Stocks News

Suspected insider trading at all-time high

NEW YORK (Reuters) - Suspected insider trading cases reached an all-time high last year, driven less by hedge funds and more by pillow talk between relatives and friends, the head of surveillance at the New York Stock Exchange said on Wednesday.

In a year when bombshell revelations rocked bank stocks, governments outlawed short-selling, and panicked investors brought on the worst market rout since the 1930s, there was much to tempt those with privileged information.

NYSE Regulation, the Big Board’s oversight body, referred 146 cases of suspected insider trading to the U.S. Securities and Exchange Commission in 2008, five more than in 2007, the previous record year, and more than twice as many as in 2004.

Hedge funds, often associated with insider trading, contracted amid the market drop and played a smaller role in suspected insider trading on the Big Board, said John Malitzis, executive vice president of market surveillance at NYSE Regulation.

He said a corresponding rise in classic cases of insider trading -- where material information about a public security is exchanged and used in breach of confidence or fiduciary duty -- was behind the overall increase.

“That’s where we saw a shift in our referrals -- to the relative of a corporate insider ... or a colleague, or a member of a country club, or somebody in their inner circle,” Malitzis told Reuters.

Slightly more than half of last year’s referrals involved one or more hedge funds, down from 72 percent in 2007. For a factbox, see:

The drop-off may be the result of an overall contraction in the hedge fund industry, where investor redemptions have forced the funds to liquidate positions, compounding the sell-off that centred on banks and other financial institutions.

“Were there leaks of important information on the profitability of banks, that insiders were taking advantage of?” Malitzis said. “That is absolutely a concern and a priority for us.”

NYSE Regulation monitors trading and listing compliance for NYSE Euronext's NYX.PANYX.N U.S. operations.

Since September, it has also been responsible for detecting insider trading in all NYSE-listed securities, wherever they trade in the United States.
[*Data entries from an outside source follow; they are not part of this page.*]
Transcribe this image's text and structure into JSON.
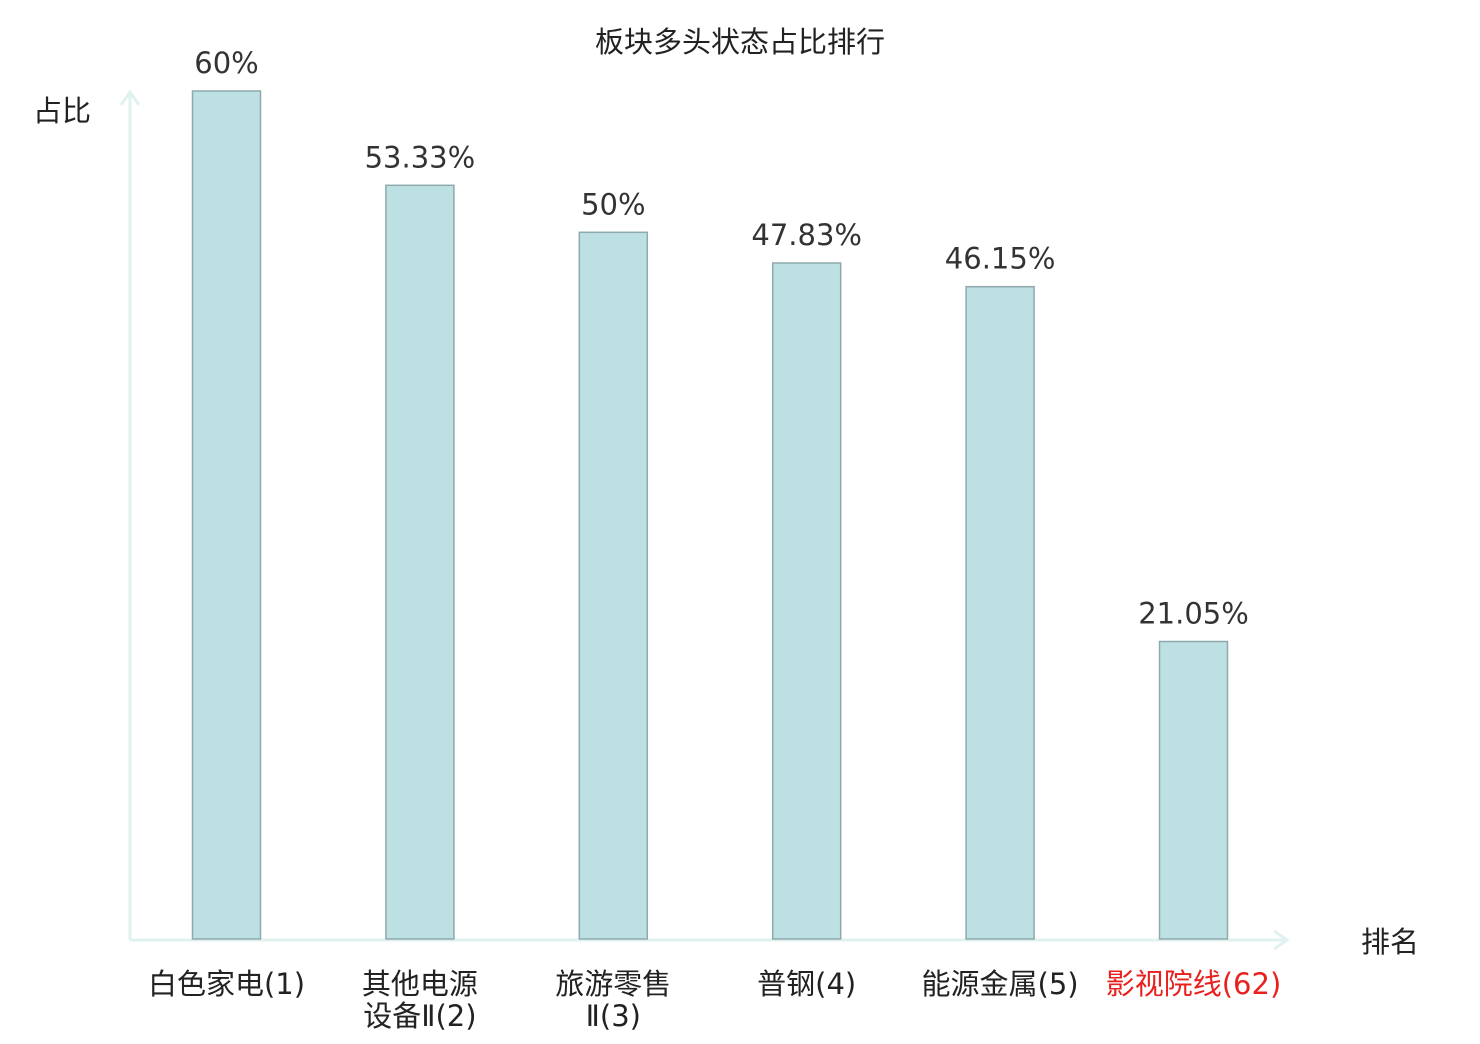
{
  "chart_data": {
    "type": "bar",
    "title": "板块多头状态占比排行",
    "xlabel": "排名",
    "ylabel": "占比",
    "ylim": [
      0,
      60
    ],
    "grid": false,
    "legend": "none",
    "categories": [
      {
        "lines": [
          "白色家电",
          "(1)"
        ],
        "highlight": false
      },
      {
        "lines": [
          "其他电源",
          "设备Ⅱ(2)"
        ],
        "highlight": false
      },
      {
        "lines": [
          "旅游零售",
          "Ⅱ(3)"
        ],
        "highlight": false
      },
      {
        "lines": [
          "普钢",
          "(4)"
        ],
        "highlight": false
      },
      {
        "lines": [
          "能源金属",
          "(5)"
        ],
        "highlight": false
      },
      {
        "lines": [
          "影视院线",
          "(62)"
        ],
        "highlight": true
      }
    ],
    "values": [
      60,
      53.33,
      50,
      47.83,
      46.15,
      21.05
    ],
    "value_labels": [
      "60%",
      "53.33%",
      "50%",
      "47.83%",
      "46.15%",
      "21.05%"
    ],
    "colors": {
      "bar_fill": "#bde0e3",
      "bar_stroke": "#8fa9ad",
      "axis": "#e0f2ef",
      "text": "#333333",
      "label_text": "#222222",
      "highlight": "#e8201e"
    }
  }
}
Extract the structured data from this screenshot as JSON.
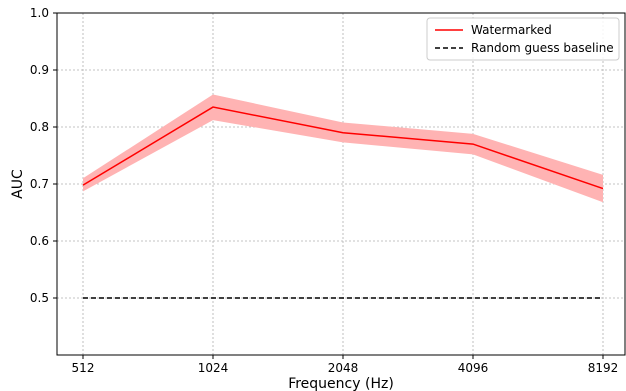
{
  "chart_data": {
    "type": "line",
    "xlabel": "Frequency (Hz)",
    "ylabel": "AUC",
    "x_scale": "log2",
    "categories": [
      "512",
      "1024",
      "2048",
      "4096",
      "8192"
    ],
    "x": [
      512,
      1024,
      2048,
      4096,
      8192
    ],
    "ylim": [
      0.4,
      1.0
    ],
    "yticks": [
      "0.5",
      "0.6",
      "0.7",
      "0.8",
      "0.9",
      "1.0"
    ],
    "grid": true,
    "legend_position": "top-right",
    "series": [
      {
        "name": "Watermarked",
        "color": "#ff0000",
        "band_color": "#ffb3b3",
        "line_style": "solid",
        "values": [
          0.698,
          0.835,
          0.79,
          0.77,
          0.692
        ],
        "band_lower": [
          0.687,
          0.812,
          0.773,
          0.752,
          0.668
        ],
        "band_upper": [
          0.71,
          0.857,
          0.808,
          0.788,
          0.716
        ]
      },
      {
        "name": "Random guess baseline",
        "color": "#000000",
        "line_style": "dashed",
        "values": [
          0.5,
          0.5,
          0.5,
          0.5,
          0.5
        ]
      }
    ]
  }
}
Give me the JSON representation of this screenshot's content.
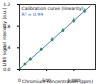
{
  "chart_data": {
    "type": "scatter",
    "x_label": "Chromium concentration (ppm)",
    "y_label": "LIBS signal intensity (a.u.)",
    "annotations": [
      "Calibration curve (linearity)",
      "R² = 0.99"
    ],
    "x": [
      0,
      100,
      200,
      400,
      600,
      800,
      1000,
      1200
    ],
    "values": [
      0.02,
      0.1,
      0.19,
      0.37,
      0.55,
      0.72,
      0.9,
      1.08
    ],
    "errors": [
      0.02,
      0.02,
      0.03,
      0.03,
      0.04,
      0.04,
      0.05,
      0.05
    ],
    "fit_x": [
      0,
      1300
    ],
    "fit_y": [
      0.01,
      1.17
    ],
    "color": "#2e8b57",
    "line_color": "#1f5fbf",
    "marker": "circle",
    "line_style": "solid",
    "xlim": [
      0,
      1400
    ],
    "xticks": [
      0,
      500,
      1000
    ],
    "ylim": [
      0,
      1.2
    ],
    "yticks": [
      0,
      0.4,
      0.8,
      1.2
    ],
    "grid": false
  }
}
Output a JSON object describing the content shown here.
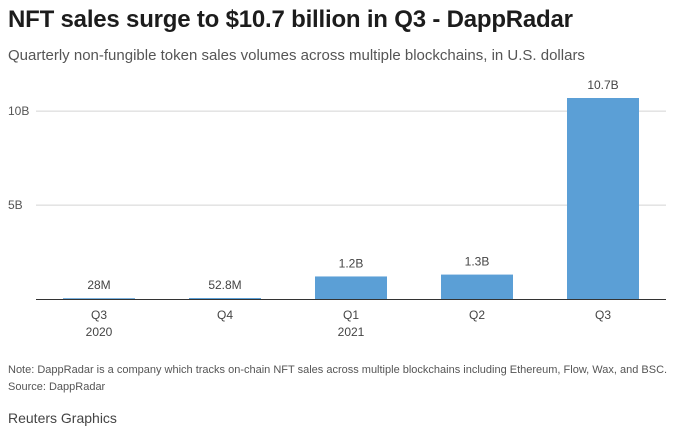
{
  "header": {
    "title": "NFT sales surge to $10.7 billion in Q3 - DappRadar",
    "subtitle": "Quarterly non-fungible token sales volumes across multiple blockchains, in U.S. dollars"
  },
  "chart_data": {
    "type": "bar",
    "categories": [
      "Q3",
      "Q4",
      "Q1",
      "Q2",
      "Q3"
    ],
    "category_years": [
      "2020",
      "",
      "2021",
      "",
      ""
    ],
    "values": [
      28000000,
      52800000,
      1200000000,
      1300000000,
      10700000000
    ],
    "data_labels": [
      "28M",
      "52.8M",
      "1.2B",
      "1.3B",
      "10.7B"
    ],
    "y_ticks": [
      {
        "value": 5000000000,
        "label": "5B"
      },
      {
        "value": 10000000000,
        "label": "10B"
      }
    ],
    "ylim": [
      0,
      10700000000
    ],
    "grid": true,
    "legend": "none",
    "bar_color": "#5b9fd6"
  },
  "note": {
    "text": "Note: DappRadar is a company which tracks on-chain NFT sales across multiple blockchains including Ethereum, Flow, Wax, and BSC.",
    "source": "Source: DappRadar"
  },
  "footer": {
    "credit": "Reuters Graphics"
  }
}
Its counterpart for Nasdaq listings, the Financial Industry Regulatory Authority, reported a similar rise in August.

Malitzis said volume spikes in the last minutes of trading, as well as big midday price swings, emerged as trends in 2008 that tipped off market police.

A study by Credit Suisse showed that 17 percent of trading volume on the Standard & Poor's 500-stock index .SPX took place in the final half-hour of trading in November, up from 12 percent in 2006 and 2007.


Insider trading spiked in the late 1980s, highlighted by the 1989 mass indictment for racketeering and securities fraud of U.S. financier Michael Milken, who was ultimately charged with lesser violations.

A sharp regulatory crackdown was followed by a quiet 1990s, but the number of cases has risen steadily over the last five years. Malitzis, 41, said the average trader working today “was probably in elementary school” during the late 1980s crackdown.

“When a new generation comes up that wasn’t front row to the lessons of the late ‘80s, they think it’s easy to do and no one’s going to catch them,” he said. “But the fact is it’s very easy for us to catch these folks. And I think they’re learning the hard way.”

Most of NYSE Regulation’s referrals are fully investigated by the SEC. It is unclear how many result in convictions.

In October, the SEC said it brought 671 enforcement actions during its 2008 fiscal year, with insider trading up 25 percent and market manipulation up 45 percent from the previous year.

A sweeping investigation launched last summer into market rumours, as well as the temporary ban on short selling financial stocks, dominated much regulatory attention in a year mired in recession.

“Whenever you have major disruptions in price, you’re going to have allegations of manipulation,” said James Angel, associate professor of finance at Georgetown University’s McDonough School of Business, who is currently writing a paper on wide oil market swings.

“But manipulation is hard to prove because one man’s manipulation is another man’s price discovery.”